A Nevada committee has wrapped up its main task and finalized regulations for expansion of esports wagering in the state in 2023.
The Nevada Esports Technical Advisory Committee voted Monday to forward the proposed regulations to the Nevada Gaming Control Board for consideration by the end of the year. The Board would then pass them along to the Nevada Gaming Commission. Monday’s meeting lasted fewer than 20 minutes.
It sets the stage for Nevada, especially Las Vegas, to be a leader in esports wagering in the U.S., hosting major championships and league events. Nevada has essentially held back esports wagering by requiring sportsbooks to seek approval every time they want to take wagers.
Under the new regulations, sportsbooks would know the events for which they can take wagers, and plan for them months in advance, and even promote them.
The committee made changes to a draft it considered at a meeting on Sept. 21. Senior Deputy Attorney General John Michela told the committee that the biggest change shifts gaming-licensee decisions to accept esports wager from a per-league basis to a per-event basis.
“This change was made on the committee’s discussion concerning amateur events with prizes sanctioned by esports leagues and the difficulty in defining esports leagues,” Michela said. “With the proposed regulation before you, the concept of esports leagues is replaced with event organizers. The overarching intent of the potential changes is still to allow licensed books to accept wagers on esports events in the manner of traditional sporting events.”
Regulations spell out the process for sportsbooks to follow to accept esports wagers. They’re required to notify the Gaming Control Board on a quarterly basis about the operators for events on which they accept wagers.

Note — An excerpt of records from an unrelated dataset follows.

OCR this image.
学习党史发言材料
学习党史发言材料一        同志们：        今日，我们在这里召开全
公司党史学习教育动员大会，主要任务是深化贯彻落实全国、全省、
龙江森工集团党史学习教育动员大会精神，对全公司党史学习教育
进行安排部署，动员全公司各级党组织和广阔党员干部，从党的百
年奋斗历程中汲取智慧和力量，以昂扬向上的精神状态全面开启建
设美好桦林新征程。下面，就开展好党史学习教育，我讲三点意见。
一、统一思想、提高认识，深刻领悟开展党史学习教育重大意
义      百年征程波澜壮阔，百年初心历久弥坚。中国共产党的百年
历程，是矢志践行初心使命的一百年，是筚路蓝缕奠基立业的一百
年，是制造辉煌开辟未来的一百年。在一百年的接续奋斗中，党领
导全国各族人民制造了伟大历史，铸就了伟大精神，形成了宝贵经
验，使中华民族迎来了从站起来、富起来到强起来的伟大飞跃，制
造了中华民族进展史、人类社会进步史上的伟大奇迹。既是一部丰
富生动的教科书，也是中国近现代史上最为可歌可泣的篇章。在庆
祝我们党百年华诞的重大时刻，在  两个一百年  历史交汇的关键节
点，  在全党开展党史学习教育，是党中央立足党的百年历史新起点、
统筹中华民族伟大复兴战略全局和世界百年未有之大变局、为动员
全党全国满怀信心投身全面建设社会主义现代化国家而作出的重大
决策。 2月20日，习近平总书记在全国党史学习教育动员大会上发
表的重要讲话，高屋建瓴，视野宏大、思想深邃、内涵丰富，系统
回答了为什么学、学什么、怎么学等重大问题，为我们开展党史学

The chairman of the Control Board is allowed to prohibit sportsbooks from accepting wagers on events conducted by certain operators if an issue develops with them.

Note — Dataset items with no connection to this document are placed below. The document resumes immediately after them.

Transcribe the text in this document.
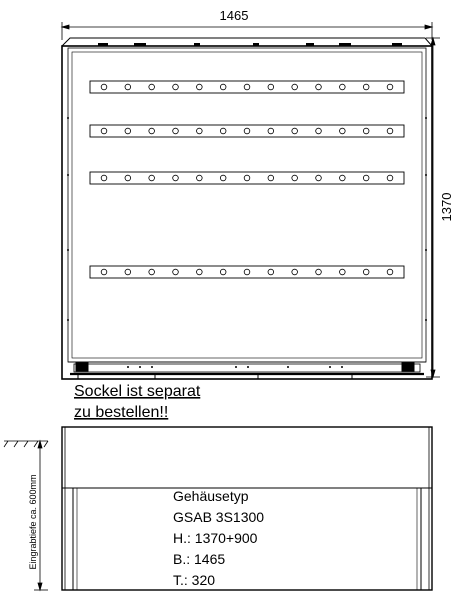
1465
1370
Sockel ist separat
zu bestellen!!
Eingrabtiefe ca. 600mm	Gehäusetyp
GSAB 3S1300
H.: 1370+900
B.: 1465
T.: 320
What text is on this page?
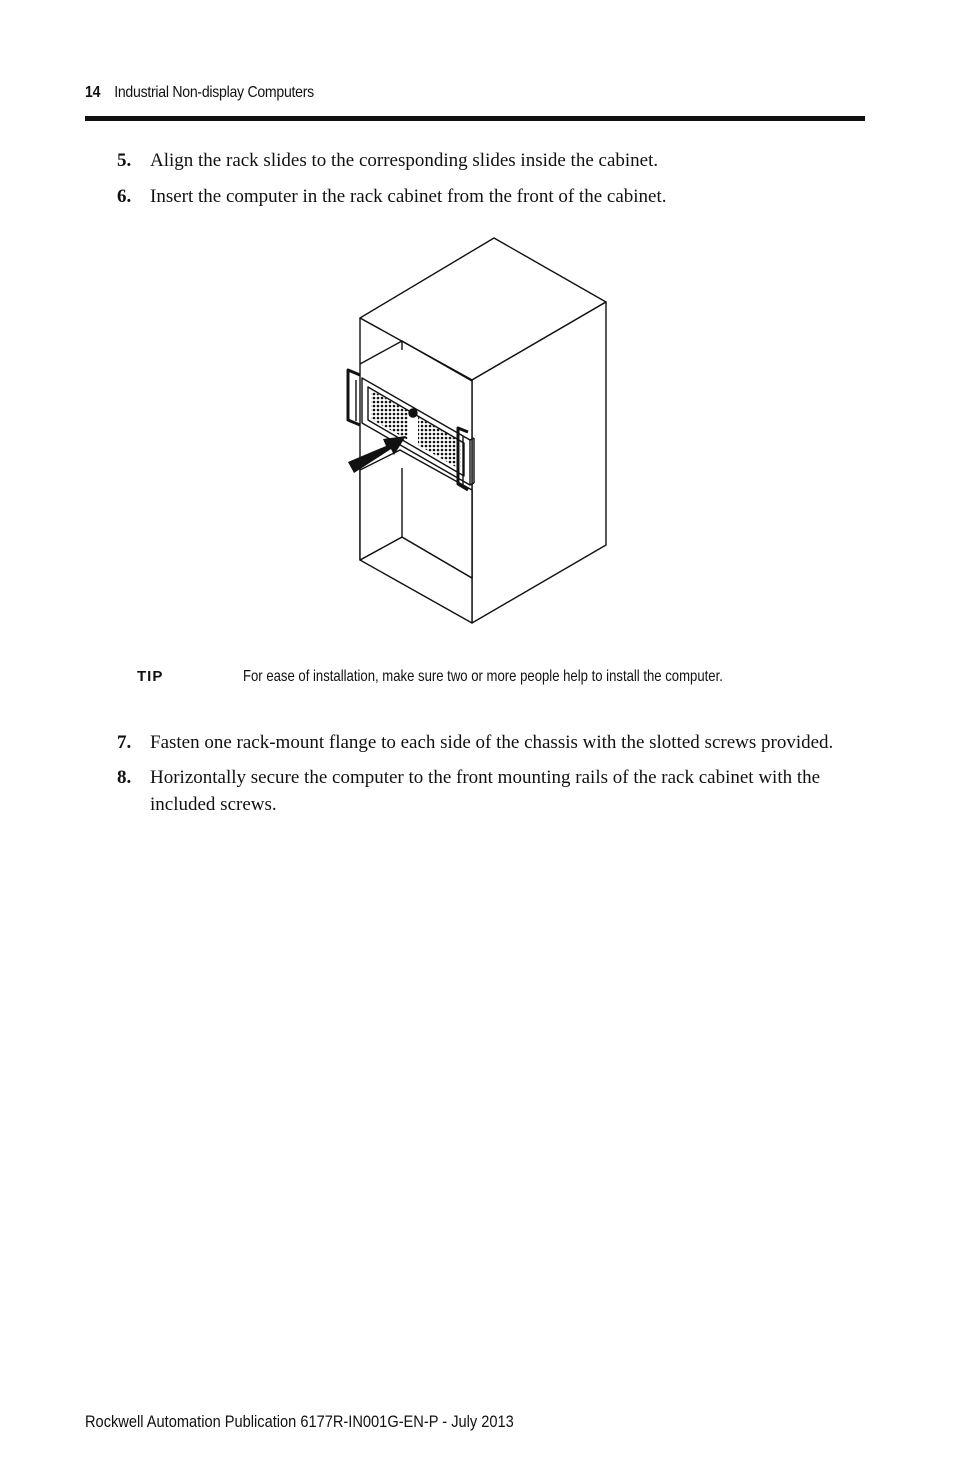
14 Industrial Non-display Computers
5. Align the rack slides to the corresponding slides inside the cabinet.
6. Insert the computer in the rack cabinet from the front of the cabinet.
TIP	For ease of installation, make sure two or more people help to install the computer.
7. Fasten one rack-mount flange to each side of the chassis with the slotted screws provided.
8. Horizontally secure the computer to the front mounting rails of the rack cabinet with the included screws.
Rockwell Automation Publication 6177R-IN001G-EN-P - July 2013
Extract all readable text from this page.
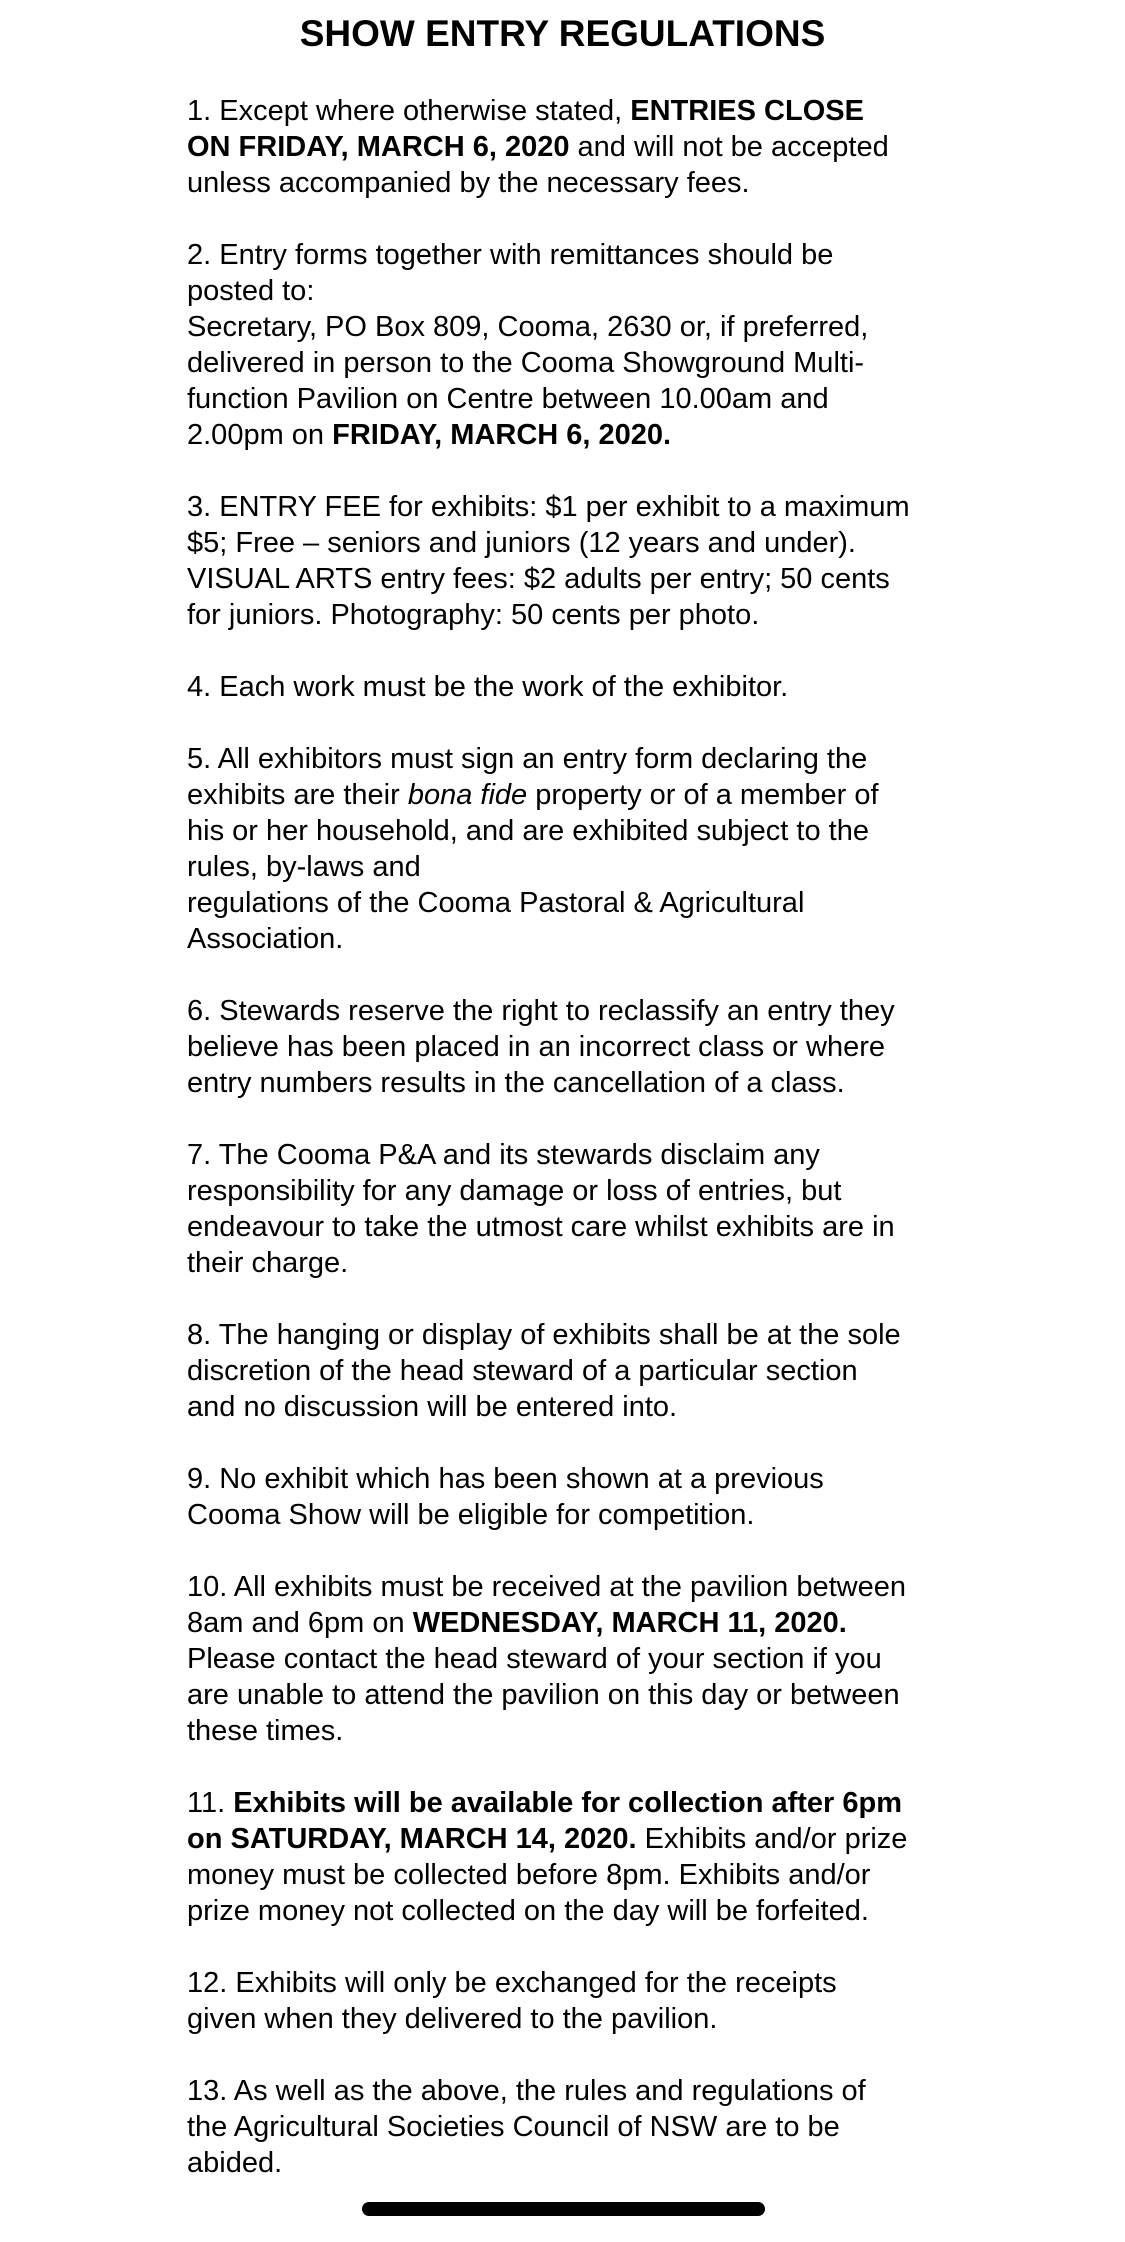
SHOW ENTRY REGULATIONS
1. Except where otherwise stated, ENTRIES CLOSE
ON FRIDAY, MARCH 6, 2020 and will not be accepted
unless accompanied by the necessary fees.
2. Entry forms together with remittances should be
posted to:
Secretary, PO Box 809, Cooma, 2630 or, if preferred,
delivered in person to the Cooma Showground Multi-
function Pavilion on Centre between 10.00am and
2.00pm on FRIDAY, MARCH 6, 2020.
3. ENTRY FEE for exhibits: $1 per exhibit to a maximum
$5; Free – seniors and juniors (12 years and under).
VISUAL ARTS entry fees: $2 adults per entry; 50 cents
for juniors. Photography: 50 cents per photo.
4. Each work must be the work of the exhibitor.
5. All exhibitors must sign an entry form declaring the
exhibits are their bona fide property or of a member of
his or her household, and are exhibited subject to the
rules, by-laws and
regulations of the Cooma Pastoral & Agricultural
Association.
6. Stewards reserve the right to reclassify an entry they
believe has been placed in an incorrect class or where
entry numbers results in the cancellation of a class.
7. The Cooma P&A and its stewards disclaim any
responsibility for any damage or loss of entries, but
endeavour to take the utmost care whilst exhibits are in
their charge.
8. The hanging or display of exhibits shall be at the sole
discretion of the head steward of a particular section
and no discussion will be entered into.
9. No exhibit which has been shown at a previous
Cooma Show will be eligible for competition.
10. All exhibits must be received at the pavilion between
8am and 6pm on WEDNESDAY, MARCH 11, 2020.
Please contact the head steward of your section if you
are unable to attend the pavilion on this day or between
these times.
11. Exhibits will be available for collection after 6pm
on SATURDAY, MARCH 14, 2020. Exhibits and/or prize
money must be collected before 8pm. Exhibits and/or
prize money not collected on the day will be forfeited.
12. Exhibits will only be exchanged for the receipts
given when they delivered to the pavilion.
13. As well as the above, the rules and regulations of
the Agricultural Societies Council of NSW are to be
abided.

Committee member Seth Schorr raised questions about how operators will be sanctioned organizations and whether the committee will be involved.
Michela said that wasn’t discussed at the previous meeting, but it would go with the current process in place for sanctioning organizations. Those organizations can request to be on the list or the Board chair can place them on the list.
“I would like to put it on the record that should these regulations be approved, an action item afterward, in the first quarter of next year, would be to have further discussion with the Board and the chair around this item to make sure there’s an efficient process,” Schorr said. “And this committee can continue to provide our experience to the Board as a very important part of these regulations.”
Committee member Che Chou agreed that this follow up was needed and said, “That’s the crux of how we’re going to be successful here with integrity.”
Committee member Robert Forbes agreed with those comments and added that thought should be given to a process on how the committee can advise the chairman of the Control Gaming Board.
Schorr said the committee has done a great job. He noted that the committee is nine months into the process with regulations they can be confident in submitting to the Gaming Control Board.
“That checks the box for job number one,” Schorr said. “We have to have clear regulations. That said, I do see quite a bit of follow-up work that needs to be done. I don’t want to get ahead of ourselves, but I do hope that as a committee, we have an opportunity to discuss the next steps once we see how the Board and Commission respond. Should they approve these regulations, I look forward to regrouping and seeing how the committee can help the licensees in our industry take advantage of these regulations. My concern is creating regulations that aren’t taken advantage of for any reason, while of course making sure the burden doesn’t fall on the Gaming Control Board, which it has in the past.”